I’d be more upset about never finding out what happened to Mork and Mindy.

“No gods” doesn’t necessarily mean “no afterlife”. If life is a simulation of some sort, run by other beings that are not gods, then there may well be some sort of afterlife. Or perhaps there’s something else – some other fantastical scenario – that doesn’t involve gods, and that no one’s thought of.

Not that any of this is particularly likely. But this atheist (me) is less certain of the non-existence of an after life than I am of the non-existence of gods (not that I’m absolutely certain in either case).

Exactly.

I don’t find that depressing, I find it liberating: quit focusing on an answer you can never know and focus on living the life happening right now the best you can.

Same thing with the question of Free Will: who cares when you still have to deal with your life every day?
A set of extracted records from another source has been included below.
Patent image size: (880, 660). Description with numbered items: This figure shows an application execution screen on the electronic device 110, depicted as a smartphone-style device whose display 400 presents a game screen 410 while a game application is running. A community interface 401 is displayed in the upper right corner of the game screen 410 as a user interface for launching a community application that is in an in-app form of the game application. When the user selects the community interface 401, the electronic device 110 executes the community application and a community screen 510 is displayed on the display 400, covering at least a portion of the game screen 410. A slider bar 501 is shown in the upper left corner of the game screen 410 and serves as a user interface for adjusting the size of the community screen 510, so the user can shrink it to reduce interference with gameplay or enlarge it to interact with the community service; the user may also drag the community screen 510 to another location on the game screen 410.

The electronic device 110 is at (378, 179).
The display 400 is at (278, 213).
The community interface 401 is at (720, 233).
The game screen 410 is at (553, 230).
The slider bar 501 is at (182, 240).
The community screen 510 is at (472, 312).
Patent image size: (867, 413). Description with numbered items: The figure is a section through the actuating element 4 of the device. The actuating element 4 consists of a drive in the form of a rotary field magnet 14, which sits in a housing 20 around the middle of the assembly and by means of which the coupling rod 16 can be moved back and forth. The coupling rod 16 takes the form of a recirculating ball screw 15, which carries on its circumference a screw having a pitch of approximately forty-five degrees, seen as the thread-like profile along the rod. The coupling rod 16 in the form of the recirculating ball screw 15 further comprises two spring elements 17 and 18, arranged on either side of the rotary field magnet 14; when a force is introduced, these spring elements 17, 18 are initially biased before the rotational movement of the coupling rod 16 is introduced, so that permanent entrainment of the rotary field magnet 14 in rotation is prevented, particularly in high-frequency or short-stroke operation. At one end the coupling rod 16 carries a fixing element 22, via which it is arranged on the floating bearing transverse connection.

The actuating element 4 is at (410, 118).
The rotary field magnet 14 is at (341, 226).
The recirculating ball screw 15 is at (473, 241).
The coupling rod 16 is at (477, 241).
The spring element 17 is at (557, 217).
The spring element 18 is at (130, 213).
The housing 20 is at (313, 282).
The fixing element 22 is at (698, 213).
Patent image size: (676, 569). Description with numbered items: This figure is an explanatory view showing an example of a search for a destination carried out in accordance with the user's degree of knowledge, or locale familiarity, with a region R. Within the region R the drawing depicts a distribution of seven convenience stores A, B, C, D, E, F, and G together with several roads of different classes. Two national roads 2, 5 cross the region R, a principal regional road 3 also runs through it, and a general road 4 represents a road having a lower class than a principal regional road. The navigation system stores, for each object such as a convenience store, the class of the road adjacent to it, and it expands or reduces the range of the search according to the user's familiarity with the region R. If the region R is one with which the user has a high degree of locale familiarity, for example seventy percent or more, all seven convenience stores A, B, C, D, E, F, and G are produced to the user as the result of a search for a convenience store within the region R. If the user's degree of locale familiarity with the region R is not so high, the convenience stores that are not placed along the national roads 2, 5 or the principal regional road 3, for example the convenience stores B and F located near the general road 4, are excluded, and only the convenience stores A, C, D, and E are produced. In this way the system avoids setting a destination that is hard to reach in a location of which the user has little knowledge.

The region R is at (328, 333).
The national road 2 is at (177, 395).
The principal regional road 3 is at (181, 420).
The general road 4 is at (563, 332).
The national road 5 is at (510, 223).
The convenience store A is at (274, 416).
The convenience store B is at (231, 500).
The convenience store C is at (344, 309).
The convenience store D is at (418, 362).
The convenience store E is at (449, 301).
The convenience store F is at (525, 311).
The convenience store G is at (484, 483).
Sure. And it will still all be for nothing - indeed, it’s only yourself that’s trying to make out it means anything in the first place. Your molecules organised themselves with no conscious effort on your part or anyone else’s, and the only reason you prize self-awareness is that you have it (or at any rate enough of it to kid yourself that you have a meaningful amount of it) and some random asteroid doesn’t. It’s still just whistling to keep the dark away.

There may be an afterlife that’s a natural extension of this life; no god involved. And wouldn’t it be a hoot if heaven exists . . . and only atheists are allowed in.

Of course I know I’m right* - what do you think I am, some kind of agnostic?

  • I am not, in fact, an atheist. I’m a theological noncognitivist. But I’m still right.

Only those who believe in an afterlife have a chance of finding out they’re right. My own belief is that there is no heaven but there is a hell and I’ll be the only one there. So it is kind of depressing.

It’s all for nothing? What *should *it be for? My life is my life, it’s all that I have, it’s all I will ever have. My kids will remember me after I’m gone, my grandchildren may have some vague memories that I existed, and that will be it.

Point is, I won’t have made a lasting impression on all the generations to come after me. Why should that bother me?

My life isn’t perfect: most of the time I dislike my job, I’m pretty anti-social and have few friends. Through my work, I see a lot of misery.

Those friends I do have, I am very close to, and I have a loving family. I treasure my wife and children. I read, and try to do things with my family that we enjoy, and that will give us all some happy memories.

Some day I’ll die. That doesn’t suck. It’s the human condition.